Hundreds of thousands of Cambodian workers are currently working in Thailand and should they return, analysts said, this can only hurt remittances over the coming months, potentially longer, and further damage growth prospects.
Tourism, transport, electricity generation, mining, agriculture, and manufacturing sectors continued to be the main drivers of Laos’ economy, the World Bank said, but a weak domestic currency, an inflation rate of 11.2 percent, debt deferrals, and a tighter monetary policy were impacting growth.
“Economic conditions remain difficult in the Lao PDR, as high public debt and persistent inflation affect household incomes and development,” it said. “Economic volatility will continue to limit poverty reduction, with spending on health, education, and social protection remaining inadequate.”
Elsewhere in the region, growth rates for Indonesia, Thailand, Malaysia, the Philippines, and Vietnam were also clipped, while war-torn Myanmar saw a contraction of 2.5 percent, down from a previous growth forecast of 2.0 percent.
The World Bank said much of the data required for the Myanmar forecast had not been computed “because of a high degree of uncertainty” – an apparent reference to the four-year civil war.

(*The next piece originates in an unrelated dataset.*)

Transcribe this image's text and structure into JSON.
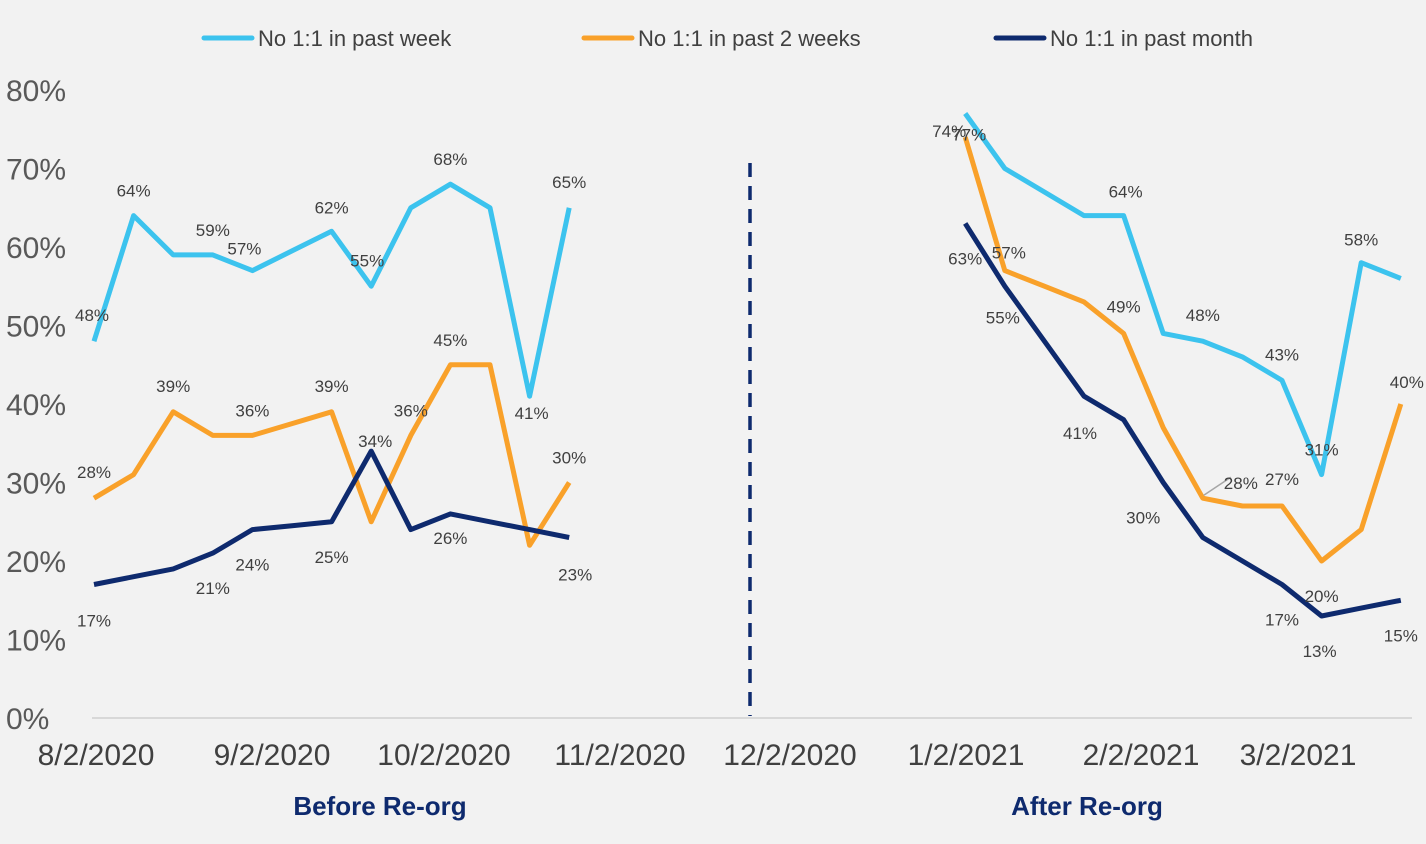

Vietnam, however, is faring better with the highest projected growth rate for regional countries listed in the report. The World Bank said its economy was expected to grow by 5.8 percent in 2025, down from a previous outlook of 6.6 percent and 7.1 percent growth in 2024.
Vietnam is experiencing a recovery with Communist Party chief To Lam maintaining the “blazing furnace” crackdown on corruption. The World Bank noted that the country was continuing to benefit from its shift to a market economy, elevating it to a lower-middle-income country.